I will never forget that she IS, they ARE, an absolute miracle

"Eskimo kisses"
I love blogs.  They are an online diary, that you can share with people.  With mine I've been able to go back and read what the past 9 years has been like for us.  Especially the last 2-3 years.  With how crazy life gets it's easy to forget where we were, and take for granted what we have been through.
I'm not sure if it's just because I'm getting older and meeting and getting to know new people, or if it's this new facebook world; but I have been praying for SO many babies lately.  I have been praying that so many babies would be healed, and come home to their families and lead "normal", happy, wonderful lives.  And I feel like my prayers are going unanswered.  Child after child is going home to be with Jesus.  Don't get me wrong, I know they're in a wonderful place where there is no more pain, and we will see them one day again.  They are ok, it's their parents that I am heartbroken for.  I truly cannot imagine the pain of losing a child.  I've been faced a few times with the possibility and that is almost more than I can stand.  I hate standing by, and watching these families learn how to "deal with" and move on with life after losing a child.  It's unimaginable.  It hurts to even think about.  I said out loud to a friend the other day "I don't understand why there aren't any prayers being answered for these babies?  Where are the miracles that I've been praying for??"  And like a ton of bricks it hit me.  Her name is McKinley.  McKinley should not have survived.  I never gave it the consideration that the Dr's asked me to, but she was not supposed to make it past birth.  And she certainly wasn't supposed to still be surviving on her one, sick kidney.  She was supposed to have a massive heart defect.  She IS a miracle.
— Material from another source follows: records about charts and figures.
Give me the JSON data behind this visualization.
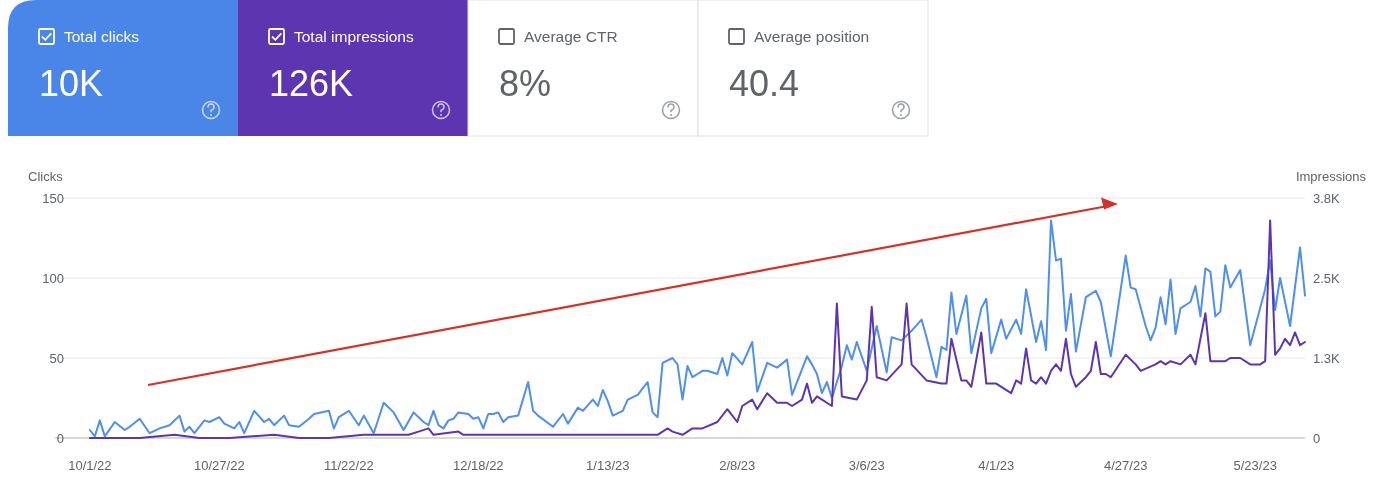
{
  "chart_data": [
    {
      "type": "other",
      "categories": [
        "Total clicks",
        "Total impressions",
        "Average CTR",
        "Average position"
      ],
      "value_labels": [
        "10K",
        "126K",
        "8%",
        "40.4"
      ],
      "colors": [
        "#4a86e8",
        "#5e35b1",
        null,
        null
      ]
    },
    {
      "type": "line",
      "ylabel": "Clicks",
      "y2label": "Impressions",
      "xlim": [
        "2022-09-24",
        "2023-06-02"
      ],
      "xticks": [
        {
          "value": "2022-10-01",
          "label": "10/1/22"
        },
        {
          "value": "2022-10-27",
          "label": "10/27/22"
        },
        {
          "value": "2022-11-22",
          "label": "11/22/22"
        },
        {
          "value": "2022-12-18",
          "label": "12/18/22"
        },
        {
          "value": "2023-01-13",
          "label": "1/13/23"
        },
        {
          "value": "2023-02-08",
          "label": "2/8/23"
        },
        {
          "value": "2023-03-06",
          "label": "3/6/23"
        },
        {
          "value": "2023-04-01",
          "label": "4/1/23"
        },
        {
          "value": "2023-04-27",
          "label": "4/27/23"
        },
        {
          "value": "2023-05-23",
          "label": "5/23/23"
        }
      ],
      "ylim": [
        0,
        150
      ],
      "yticks": [
        0,
        50,
        100,
        150
      ],
      "y2lim": [
        0,
        3750
      ],
      "y2ticks": [
        0,
        {
          "value": 1250,
          "label": "1.3K"
        },
        {
          "value": 2500,
          "label": "2.5K"
        },
        {
          "value": 3750,
          "label": "3.8K"
        }
      ],
      "grid": "y",
      "series": [
        {
          "color": "#4f8ff0",
          "x": [
            "2022-10-01",
            "2022-10-02",
            "2022-10-03",
            "2022-10-04",
            "2022-10-06",
            "2022-10-08",
            "2022-10-09",
            "2022-10-11",
            "2022-10-13",
            "2022-10-15",
            "2022-10-17",
            "2022-10-19",
            "2022-10-20",
            "2022-10-21",
            "2022-10-22",
            "2022-10-24",
            "2022-10-25",
            "2022-10-27",
            "2022-10-28",
            "2022-10-30",
            "2022-10-31",
            "2022-11-01",
            "2022-11-03",
            "2022-11-05",
            "2022-11-06",
            "2022-11-07",
            "2022-11-09",
            "2022-11-10",
            "2022-11-12",
            "2022-11-14",
            "2022-11-15",
            "2022-11-18",
            "2022-11-19",
            "2022-11-20",
            "2022-11-22",
            "2022-11-24",
            "2022-11-25",
            "2022-11-27",
            "2022-11-29",
            "2022-12-01",
            "2022-12-03",
            "2022-12-05",
            "2022-12-07",
            "2022-12-08",
            "2022-12-09",
            "2022-12-10",
            "2022-12-11",
            "2022-12-12",
            "2022-12-13",
            "2022-12-14",
            "2022-12-16",
            "2022-12-17",
            "2022-12-18",
            "2022-12-19",
            "2022-12-20",
            "2022-12-21",
            "2022-12-22",
            "2022-12-23",
            "2022-12-24",
            "2022-12-26",
            "2022-12-28",
            "2022-12-29",
            "2022-12-30",
            "2023-01-02",
            "2023-01-04",
            "2023-01-05",
            "2023-01-07",
            "2023-01-08",
            "2023-01-10",
            "2023-01-11",
            "2023-01-12",
            "2023-01-13",
            "2023-01-14",
            "2023-01-16",
            "2023-01-17",
            "2023-01-19",
            "2023-01-21",
            "2023-01-22",
            "2023-01-23",
            "2023-01-24",
            "2023-01-26",
            "2023-01-27",
            "2023-01-28",
            "2023-01-29",
            "2023-01-30",
            "2023-01-31",
            "2023-02-01",
            "2023-02-02",
            "2023-02-04",
            "2023-02-05",
            "2023-02-06",
            "2023-02-07",
            "2023-02-09",
            "2023-02-11",
            "2023-02-12",
            "2023-02-14",
            "2023-02-16",
            "2023-02-18",
            "2023-02-19",
            "2023-02-22",
            "2023-02-23",
            "2023-02-24",
            "2023-02-25",
            "2023-02-26",
            "2023-02-27",
            "2023-03-01",
            "2023-03-02",
            "2023-03-03",
            "2023-03-04",
            "2023-03-06",
            "2023-03-08",
            "2023-03-10",
            "2023-03-11",
            "2023-03-13",
            "2023-03-15",
            "2023-03-17",
            "2023-03-18",
            "2023-03-20",
            "2023-03-21",
            "2023-03-22",
            "2023-03-23",
            "2023-03-24",
            "2023-03-26",
            "2023-03-27",
            "2023-03-29",
            "2023-03-30",
            "2023-03-31",
            "2023-04-02",
            "2023-04-03",
            "2023-04-05",
            "2023-04-06",
            "2023-04-07",
            "2023-04-09",
            "2023-04-10",
            "2023-04-11",
            "2023-04-12",
            "2023-04-13",
            "2023-04-14",
            "2023-04-15",
            "2023-04-16",
            "2023-04-17",
            "2023-04-19",
            "2023-04-21",
            "2023-04-22",
            "2023-04-24",
            "2023-04-27",
            "2023-04-28",
            "2023-04-29",
            "2023-05-01",
            "2023-05-02",
            "2023-05-03",
            "2023-05-04",
            "2023-05-05",
            "2023-05-06",
            "2023-05-07",
            "2023-05-08",
            "2023-05-10",
            "2023-05-11",
            "2023-05-12",
            "2023-05-13",
            "2023-05-14",
            "2023-05-15",
            "2023-05-16",
            "2023-05-17",
            "2023-05-18",
            "2023-05-20",
            "2023-05-22",
            "2023-05-25",
            "2023-05-26",
            "2023-05-27",
            "2023-05-28",
            "2023-05-30",
            "2023-06-01",
            "2023-06-02"
          ],
          "values": [
            5,
            1,
            11,
            1,
            10,
            5,
            7,
            12,
            3,
            6,
            8,
            14,
            4,
            7,
            3,
            11,
            10,
            13,
            9,
            6,
            10,
            3,
            17,
            10,
            12,
            8,
            14,
            8,
            7,
            12,
            15,
            17,
            6,
            13,
            17,
            8,
            14,
            3,
            22,
            16,
            5,
            16,
            10,
            8,
            17,
            8,
            6,
            11,
            12,
            16,
            15,
            12,
            13,
            6,
            15,
            15,
            16,
            10,
            13,
            14,
            35,
            17,
            14,
            7,
            15,
            9,
            19,
            17,
            24,
            20,
            30,
            23,
            14,
            17,
            24,
            27,
            35,
            16,
            13,
            47,
            50,
            46,
            24,
            45,
            38,
            40,
            42,
            42,
            40,
            50,
            39,
            53,
            46,
            60,
            29,
            47,
            44,
            49,
            27,
            51,
            46,
            40,
            28,
            35,
            25,
            45,
            58,
            49,
            60,
            42,
            70,
            41,
            63,
            61,
            67,
            74,
            63,
            38,
            57,
            55,
            91,
            65,
            89,
            53,
            81,
            87,
            53,
            74,
            62,
            74,
            65,
            93,
            60,
            73,
            55,
            136,
            111,
            112,
            67,
            90,
            54,
            88,
            92,
            85,
            51,
            114,
            94,
            93,
            70,
            61,
            69,
            88,
            71,
            99,
            65,
            81,
            85,
            95,
            76,
            106,
            104,
            76,
            79,
            108,
            94,
            105,
            58,
            93,
            111,
            80,
            100,
            70,
            119,
            89
          ]
        },
        {
          "color": "#5e35b1",
          "axis": "y2",
          "x": [
            "2022-10-01",
            "2022-10-06",
            "2022-10-11",
            "2022-10-18",
            "2022-10-23",
            "2022-10-29",
            "2022-11-07",
            "2022-11-12",
            "2022-11-18",
            "2022-11-25",
            "2022-11-30",
            "2022-12-01",
            "2022-12-04",
            "2022-12-06",
            "2022-12-08",
            "2022-12-09",
            "2022-12-14",
            "2022-12-15",
            "2022-12-22",
            "2022-12-28",
            "2023-01-03",
            "2023-01-11",
            "2023-01-17",
            "2023-01-21",
            "2023-01-23",
            "2023-01-25",
            "2023-01-26",
            "2023-01-28",
            "2023-01-30",
            "2023-02-01",
            "2023-02-04",
            "2023-02-06",
            "2023-02-08",
            "2023-02-09",
            "2023-02-11",
            "2023-02-12",
            "2023-02-14",
            "2023-02-16",
            "2023-02-18",
            "2023-02-19",
            "2023-02-21",
            "2023-02-22",
            "2023-02-23",
            "2023-02-24",
            "2023-02-27",
            "2023-02-28",
            "2023-03-01",
            "2023-03-04",
            "2023-03-06",
            "2023-03-07",
            "2023-03-08",
            "2023-03-10",
            "2023-03-13",
            "2023-03-14",
            "2023-03-15",
            "2023-03-18",
            "2023-03-21",
            "2023-03-22",
            "2023-03-23",
            "2023-03-25",
            "2023-03-26",
            "2023-03-27",
            "2023-03-29",
            "2023-03-30",
            "2023-04-01",
            "2023-04-04",
            "2023-04-05",
            "2023-04-06",
            "2023-04-07",
            "2023-04-08",
            "2023-04-09",
            "2023-04-10",
            "2023-04-11",
            "2023-04-12",
            "2023-04-13",
            "2023-04-14",
            "2023-04-15",
            "2023-04-16",
            "2023-04-17",
            "2023-04-19",
            "2023-04-20",
            "2023-04-21",
            "2023-04-22",
            "2023-04-23",
            "2023-04-24",
            "2023-04-27",
            "2023-04-29",
            "2023-04-30",
            "2023-05-03",
            "2023-05-04",
            "2023-05-05",
            "2023-05-06",
            "2023-05-08",
            "2023-05-10",
            "2023-05-11",
            "2023-05-13",
            "2023-05-14",
            "2023-05-15",
            "2023-05-17",
            "2023-05-18",
            "2023-05-20",
            "2023-05-22",
            "2023-05-24",
            "2023-05-25",
            "2023-05-26",
            "2023-05-27",
            "2023-05-28",
            "2023-05-29",
            "2023-05-30",
            "2023-05-31",
            "2023-06-01",
            "2023-06-02"
          ],
          "values": [
            0,
            0,
            0,
            50,
            0,
            0,
            50,
            0,
            0,
            50,
            50,
            50,
            50,
            100,
            150,
            50,
            100,
            50,
            50,
            50,
            50,
            50,
            50,
            50,
            50,
            150,
            100,
            50,
            150,
            150,
            250,
            450,
            250,
            500,
            600,
            450,
            700,
            550,
            550,
            500,
            600,
            850,
            550,
            650,
            500,
            2100,
            650,
            600,
            900,
            2050,
            950,
            900,
            1150,
            2100,
            1150,
            900,
            850,
            850,
            1550,
            900,
            900,
            800,
            1650,
            850,
            850,
            700,
            900,
            850,
            1400,
            900,
            850,
            950,
            850,
            1050,
            1150,
            1050,
            1550,
            1000,
            800,
            950,
            1050,
            1500,
            1000,
            1000,
            950,
            1300,
            1150,
            1050,
            1150,
            1200,
            1150,
            1200,
            1150,
            1300,
            1150,
            1950,
            1200,
            1200,
            1200,
            1250,
            1250,
            1150,
            1150,
            1200,
            3400,
            1300,
            1400,
            1550,
            1450,
            1650,
            1450,
            1500
          ]
        }
      ]
    }
  ]
}
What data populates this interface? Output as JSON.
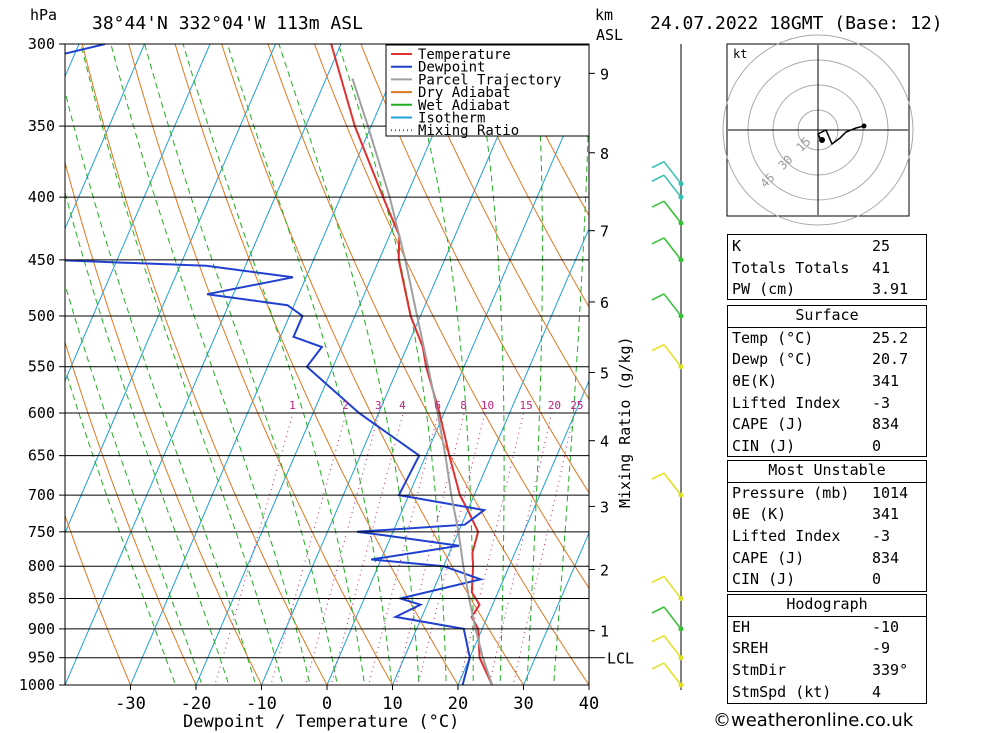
{
  "header": {
    "location": "38°44'N  332°04'W  113m  ASL",
    "datetime": "24.07.2022  18GMT  (Base: 12)",
    "pressure_unit": "hPa",
    "height_unit": "km",
    "height_unit_sub": "ASL"
  },
  "chart_data": {
    "type": "skew-t",
    "title": "38°44'N 332°04'W 113m ASL",
    "xlabel": "Dewpoint / Temperature (°C)",
    "ylabel": "hPa",
    "mixing_ratio_label": "Mixing Ratio (g/kg)",
    "xlim": [
      -40,
      40
    ],
    "ylim": [
      1000,
      300
    ],
    "skew_degC_per_logunit": 35,
    "pressure_ticks": [
      300,
      350,
      400,
      450,
      500,
      550,
      600,
      650,
      700,
      750,
      800,
      850,
      900,
      950,
      1000
    ],
    "temperature_ticks": [
      -30,
      -20,
      -10,
      0,
      10,
      20,
      30,
      40
    ],
    "km_ticks": [
      {
        "label": "1",
        "p": 903
      },
      {
        "label": "2",
        "p": 805
      },
      {
        "label": "3",
        "p": 715
      },
      {
        "label": "4",
        "p": 632
      },
      {
        "label": "5",
        "p": 556
      },
      {
        "label": "6",
        "p": 487
      },
      {
        "label": "7",
        "p": 426
      },
      {
        "label": "8",
        "p": 368
      },
      {
        "label": "9",
        "p": 317
      }
    ],
    "lcl": {
      "label": "LCL",
      "p": 950
    },
    "mixing_ratio_lines": [
      "1",
      "2",
      "3",
      "4",
      "6",
      "8",
      "10",
      "15",
      "20",
      "25"
    ],
    "legend": [
      "Temperature",
      "Dewpoint",
      "Parcel Trajectory",
      "Dry Adiabat",
      "Wet Adiabat",
      "Isotherm",
      "Mixing Ratio"
    ],
    "series": [
      {
        "name": "Temperature",
        "color": "#e03030",
        "points": [
          [
            1000,
            25.2
          ],
          [
            950,
            21.5
          ],
          [
            900,
            19.4
          ],
          [
            880,
            17.6
          ],
          [
            860,
            18.0
          ],
          [
            840,
            16.0
          ],
          [
            800,
            14.5
          ],
          [
            780,
            13.5
          ],
          [
            750,
            13.0
          ],
          [
            720,
            10.0
          ],
          [
            700,
            7.8
          ],
          [
            650,
            3.6
          ],
          [
            600,
            -0.7
          ],
          [
            550,
            -5.8
          ],
          [
            530,
            -7.6
          ],
          [
            500,
            -11.5
          ],
          [
            450,
            -17.0
          ],
          [
            430,
            -18.5
          ],
          [
            400,
            -23.5
          ],
          [
            350,
            -32.5
          ],
          [
            300,
            -41.5
          ]
        ]
      },
      {
        "name": "Dewpoint",
        "color": "#2040d0",
        "points": [
          [
            1000,
            20.7
          ],
          [
            950,
            20.0
          ],
          [
            900,
            17.2
          ],
          [
            880,
            6.0
          ],
          [
            860,
            9.0
          ],
          [
            850,
            5.5
          ],
          [
            820,
            16.5
          ],
          [
            800,
            10.0
          ],
          [
            790,
            -1.5
          ],
          [
            770,
            11.0
          ],
          [
            755,
            -1.0
          ],
          [
            750,
            -5.5
          ],
          [
            740,
            10.5
          ],
          [
            720,
            12.5
          ],
          [
            700,
            -1.5
          ],
          [
            650,
            -1.0
          ],
          [
            600,
            -13.0
          ],
          [
            550,
            -24.0
          ],
          [
            530,
            -23.0
          ],
          [
            520,
            -28.0
          ],
          [
            500,
            -28.0
          ],
          [
            490,
            -31.0
          ],
          [
            480,
            -44.0
          ],
          [
            465,
            -32.0
          ],
          [
            455,
            -46.0
          ],
          [
            450,
            -70.0
          ],
          [
            400,
            -83.0
          ],
          [
            390,
            -86.0
          ],
          [
            310,
            -86.0
          ],
          [
            300,
            -76.0
          ]
        ]
      },
      {
        "name": "Parcel Trajectory",
        "color": "#a0a0a0",
        "points": [
          [
            1000,
            25.2
          ],
          [
            950,
            22.0
          ],
          [
            900,
            19.0
          ],
          [
            850,
            16.0
          ],
          [
            800,
            13.0
          ],
          [
            750,
            10.0
          ],
          [
            700,
            6.5
          ],
          [
            650,
            3.0
          ],
          [
            600,
            -1.0
          ],
          [
            550,
            -5.5
          ],
          [
            500,
            -10.5
          ],
          [
            450,
            -16.0
          ],
          [
            400,
            -22.5
          ],
          [
            350,
            -30.5
          ],
          [
            320,
            -36.0
          ]
        ]
      }
    ],
    "winds": [
      {
        "p": 1000,
        "color": "yellow",
        "label": "1000"
      },
      {
        "p": 950,
        "color": "yellow",
        "label": "950"
      },
      {
        "p": 900,
        "color": "green",
        "label": "900"
      },
      {
        "p": 850,
        "color": "yellow",
        "label": "850"
      },
      {
        "p": 700,
        "color": "yellow",
        "label": "700"
      },
      {
        "p": 550,
        "color": "yellow",
        "label": "550"
      },
      {
        "p": 500,
        "color": "green",
        "label": "500"
      },
      {
        "p": 450,
        "color": "green",
        "label": "450"
      },
      {
        "p": 420,
        "color": "green",
        "label": "420"
      },
      {
        "p": 400,
        "color": "teal",
        "label": "400"
      },
      {
        "p": 390,
        "color": "teal",
        "label": "390"
      }
    ],
    "hodograph": {
      "unit": "kt",
      "rings": [
        "15",
        "30",
        "45"
      ]
    }
  },
  "indices": {
    "general": [
      {
        "label": "K",
        "value": "25"
      },
      {
        "label": "Totals Totals",
        "value": "41"
      },
      {
        "label": "PW (cm)",
        "value": "3.91"
      }
    ],
    "surface": {
      "heading": "Surface",
      "rows": [
        {
          "label": "Temp (°C)",
          "value": "25.2"
        },
        {
          "label": "Dewp (°C)",
          "value": "20.7"
        },
        {
          "label": "θE(K)",
          "value": "341"
        },
        {
          "label": "Lifted Index",
          "value": "-3"
        },
        {
          "label": "CAPE (J)",
          "value": "834"
        },
        {
          "label": "CIN (J)",
          "value": "0"
        }
      ]
    },
    "most_unstable": {
      "heading": "Most Unstable",
      "rows": [
        {
          "label": "Pressure (mb)",
          "value": "1014"
        },
        {
          "label": "θE (K)",
          "value": "341"
        },
        {
          "label": "Lifted Index",
          "value": "-3"
        },
        {
          "label": "CAPE (J)",
          "value": "834"
        },
        {
          "label": "CIN (J)",
          "value": "0"
        }
      ]
    },
    "hodograph": {
      "heading": "Hodograph",
      "rows": [
        {
          "label": "EH",
          "value": "-10"
        },
        {
          "label": "SREH",
          "value": "-9"
        },
        {
          "label": "StmDir",
          "value": "339°"
        },
        {
          "label": "StmSpd (kt)",
          "value": "4"
        }
      ]
    }
  },
  "credit": "©weatheronline.co.uk"
}
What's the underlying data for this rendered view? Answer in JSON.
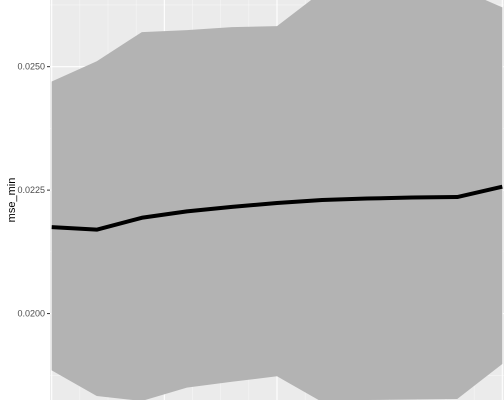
{
  "chart_data": {
    "type": "line",
    "title": "",
    "xlabel": "",
    "ylabel": "mse_min",
    "y_ticks": [
      {
        "value": 0.02,
        "label": "0.0200"
      },
      {
        "value": 0.0225,
        "label": "0.0225"
      },
      {
        "value": 0.025,
        "label": "0.0250"
      }
    ],
    "ylim": [
      0.01825,
      0.02635
    ],
    "xlim": [
      -0.03,
      8.03
    ],
    "grid": true,
    "series": [
      {
        "name": "mse_min",
        "x": [
          0,
          0.8,
          1.6,
          2.4,
          3.2,
          4.0,
          4.8,
          5.6,
          6.4,
          7.2,
          8.0
        ],
        "values": [
          0.02175,
          0.0217,
          0.02194,
          0.02207,
          0.02216,
          0.02224,
          0.0223,
          0.02233,
          0.02235,
          0.02236,
          0.02257
        ],
        "lower": [
          0.01885,
          0.01833,
          0.01823,
          0.0185,
          0.01862,
          0.01873,
          0.01821,
          0.01825,
          0.01826,
          0.01827,
          0.01898
        ],
        "upper": [
          0.0247,
          0.02511,
          0.0257,
          0.02574,
          0.0258,
          0.02582,
          0.02652,
          0.02675,
          0.0267,
          0.0266,
          0.0262
        ]
      }
    ]
  },
  "colors": {
    "panel": "#ebebeb",
    "grid_major": "#ffffff",
    "ribbon": "#b3b3b3",
    "line": "#000000"
  }
}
What I struggle with is why me?  I know it sounds silly because I am beyond thankful, but why do I get to experience such joy when other mothers (parents) don't?  I'm not even sure what the purpose of this blog is.  But I guess to let you know that if you've been praying for lots of babies like I have and feel a little hopeless, remember THIS baby that you prayed for, and remember that miracles do happen.  My little miracle is waking up from nap right now..... :)

1 comment:

  1. That 'why me' feeling is called Survivors Guilt. It is experienced by people surviving an accident or something where others died. I think it is the same for you. I thank God everyday for the miracles He has done for McKinley and I prayed, in every church we visited in Europe, for continued healing and blessing of her life and health and ours through her.